Si tratta dello studente Bello Hamza, che ha rivelato di avere trascorso lì in catene ben “tre mesi” e ha poi denunciato: “Tutti credevamo che quello fosse un centro coranico, ma chiunque provava ad allontanarsi subiva punizioni tremende, tra cui l’essere appeso al soffitto di una stanza”.
Già dalle prime ore dalla liberazione, affiorano come un flusso inarrestabile, le denunce dei detenuti, non tutti nigeriani, che hanno affermato di essere stati torturati, abusati sessualmente, affamati. È stato inoltre impedito loro di andarsene – in alcuni casi per diversi anni.
Il capo della polizia ha affermato che i detenuti, alcuni feriti e affamati sono stati portati in uno stadio a Kaduna per ricevere le prime cure in attesa che i genitori – che si sta cercando di rintracciare – vadano a prenderli.
In seguito al blitz della polizia nigeriana, oltre al titolare sono stati arrestati sei insegnanti dell’istituto.
La vicenda è una di quelle destinate a fare rumore poiché non è umanamente tollerabile, assistere passivamente a queste oscenità.
Stiamo narrando di uno scempio andato avanti per anni durante i quali qualcuno è morto per i maltrattamenti durante le torture, altri per malattia.
Le indagini sono in corso e si spera che il Governo adotti le misure necessarie per appurare le condizioni dei tanti altri istituti rieducativi disseminati sul territorio poiché si teme che quella di Kunduna, non sia l’unica scuola degli orrori.
Conoscere questa realtà così dolorosa, fa ancora più male in questi giorni in cui milioni di giovani, pieni di sogni e di speranze, si sono sentiti liberi e in dovere di partecipare in 150 Paesi al mondo, tra cui la stessa Nigeria, alla settimana per la lotta ai cambiamenti climatici. È un contrasto stridente, inaccettabile.
Nel Fridays for future migliaia di ragazzi, in tutto il mondo, in un clima festoso tra manifesti e striscioni, hanno riempito le piazze e sfilato in corteo. Si tratta di giovani assolutamente determinati a non lasciare questo futuro nelle mani di persone che pensano – come denunciano – solo al proprio arricchimento.
L’onda verde ha coinvolto anche l’Italia, da Milano a Palermo passando per Stornarella, paesino in provincia di Foggia, dove un solo bambino in piazza per il clima ha fatto rumore al pari degli altri.
Potito, dodici anni non ha trovato compagni disposti a seguirlo ma non si è perso d’animo.
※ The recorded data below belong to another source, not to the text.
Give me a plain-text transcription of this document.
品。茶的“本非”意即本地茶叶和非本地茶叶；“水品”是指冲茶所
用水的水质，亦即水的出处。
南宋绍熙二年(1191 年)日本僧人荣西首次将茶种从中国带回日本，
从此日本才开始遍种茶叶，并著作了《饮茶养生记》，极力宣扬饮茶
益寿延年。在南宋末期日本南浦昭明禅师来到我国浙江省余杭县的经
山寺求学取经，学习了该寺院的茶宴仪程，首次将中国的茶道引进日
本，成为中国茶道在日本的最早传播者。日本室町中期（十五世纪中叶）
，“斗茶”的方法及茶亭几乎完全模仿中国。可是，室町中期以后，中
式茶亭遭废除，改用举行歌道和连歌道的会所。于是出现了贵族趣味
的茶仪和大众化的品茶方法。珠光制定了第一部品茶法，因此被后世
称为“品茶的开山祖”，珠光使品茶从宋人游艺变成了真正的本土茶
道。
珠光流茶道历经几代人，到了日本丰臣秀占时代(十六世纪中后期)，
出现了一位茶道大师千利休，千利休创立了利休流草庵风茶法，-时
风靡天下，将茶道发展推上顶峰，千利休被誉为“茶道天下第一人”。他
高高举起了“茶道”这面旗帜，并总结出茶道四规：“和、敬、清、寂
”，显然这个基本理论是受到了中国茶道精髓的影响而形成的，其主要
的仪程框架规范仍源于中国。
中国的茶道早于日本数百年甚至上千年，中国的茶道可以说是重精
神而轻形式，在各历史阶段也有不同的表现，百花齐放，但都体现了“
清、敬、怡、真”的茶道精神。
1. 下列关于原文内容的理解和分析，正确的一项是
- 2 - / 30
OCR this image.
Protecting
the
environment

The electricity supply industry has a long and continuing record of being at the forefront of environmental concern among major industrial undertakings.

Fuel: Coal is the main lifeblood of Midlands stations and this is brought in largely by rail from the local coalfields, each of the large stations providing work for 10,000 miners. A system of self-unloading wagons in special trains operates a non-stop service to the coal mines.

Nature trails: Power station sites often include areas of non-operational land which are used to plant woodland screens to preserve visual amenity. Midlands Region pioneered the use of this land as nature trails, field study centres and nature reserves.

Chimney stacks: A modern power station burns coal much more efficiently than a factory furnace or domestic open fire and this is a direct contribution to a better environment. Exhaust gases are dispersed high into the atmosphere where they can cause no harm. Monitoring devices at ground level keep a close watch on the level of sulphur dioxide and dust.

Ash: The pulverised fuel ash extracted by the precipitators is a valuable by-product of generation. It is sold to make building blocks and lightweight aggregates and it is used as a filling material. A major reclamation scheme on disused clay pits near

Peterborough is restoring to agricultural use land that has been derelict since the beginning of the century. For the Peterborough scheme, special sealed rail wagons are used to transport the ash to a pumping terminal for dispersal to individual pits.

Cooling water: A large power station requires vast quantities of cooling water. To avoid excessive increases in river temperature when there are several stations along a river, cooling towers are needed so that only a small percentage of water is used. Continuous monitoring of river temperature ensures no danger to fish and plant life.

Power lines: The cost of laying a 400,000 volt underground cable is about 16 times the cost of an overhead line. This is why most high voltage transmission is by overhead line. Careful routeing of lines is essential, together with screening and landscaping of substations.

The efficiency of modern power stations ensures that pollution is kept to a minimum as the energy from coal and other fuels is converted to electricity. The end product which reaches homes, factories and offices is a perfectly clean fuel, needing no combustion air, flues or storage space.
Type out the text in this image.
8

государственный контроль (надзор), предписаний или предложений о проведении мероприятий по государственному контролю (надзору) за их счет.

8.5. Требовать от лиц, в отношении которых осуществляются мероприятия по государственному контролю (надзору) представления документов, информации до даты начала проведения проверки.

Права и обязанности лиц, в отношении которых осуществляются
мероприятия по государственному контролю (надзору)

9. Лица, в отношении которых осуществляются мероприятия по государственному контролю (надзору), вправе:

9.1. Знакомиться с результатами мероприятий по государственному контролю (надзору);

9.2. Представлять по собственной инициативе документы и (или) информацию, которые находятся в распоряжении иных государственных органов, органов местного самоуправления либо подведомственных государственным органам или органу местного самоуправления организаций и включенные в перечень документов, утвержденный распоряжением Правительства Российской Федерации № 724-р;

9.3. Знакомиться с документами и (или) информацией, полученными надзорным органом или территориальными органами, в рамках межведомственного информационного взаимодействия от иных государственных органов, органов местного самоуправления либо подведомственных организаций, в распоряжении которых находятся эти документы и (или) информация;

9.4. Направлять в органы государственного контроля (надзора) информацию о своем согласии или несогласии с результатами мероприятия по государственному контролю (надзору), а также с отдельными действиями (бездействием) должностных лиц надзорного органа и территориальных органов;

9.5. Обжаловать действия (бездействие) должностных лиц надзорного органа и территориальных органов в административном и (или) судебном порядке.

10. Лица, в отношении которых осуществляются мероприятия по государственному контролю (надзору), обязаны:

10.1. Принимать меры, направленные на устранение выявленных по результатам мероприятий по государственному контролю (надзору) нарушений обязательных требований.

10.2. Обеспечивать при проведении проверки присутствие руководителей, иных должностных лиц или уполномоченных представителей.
Ha disegnato una torta farcita con la plastica ed ha manifestato da solo in piazza, a Stornarella.
La sua protesta solitaria è forse ancora più potente delle altre perché molto efficace nel raccontare che la lotta alla repressione della libertà, da qualsiasi parte provenga, va combattuta con tutte le proprie forze, anche se si è soli.
“Mi avete rubato i sogni e l’infanzia” sono state le toccanti parole pronunciate da Greta Thunberg il 23 settembre durante l’evento tenuto all’Assemblea generale delle Nazioni Unite durante il quale Greta ha rivolto ai leader mondiali un appello disperato per salvare il pianeta dall’inquinamento.
“Mi avete rubato i sogni e l’infanzia” sono le parole che riecheggiano nella mente e assumono la violenza di un pugno che colpisce dritto allo stomaco, quando vediamo quelle oscene immagini che provengono dalla Nigeria.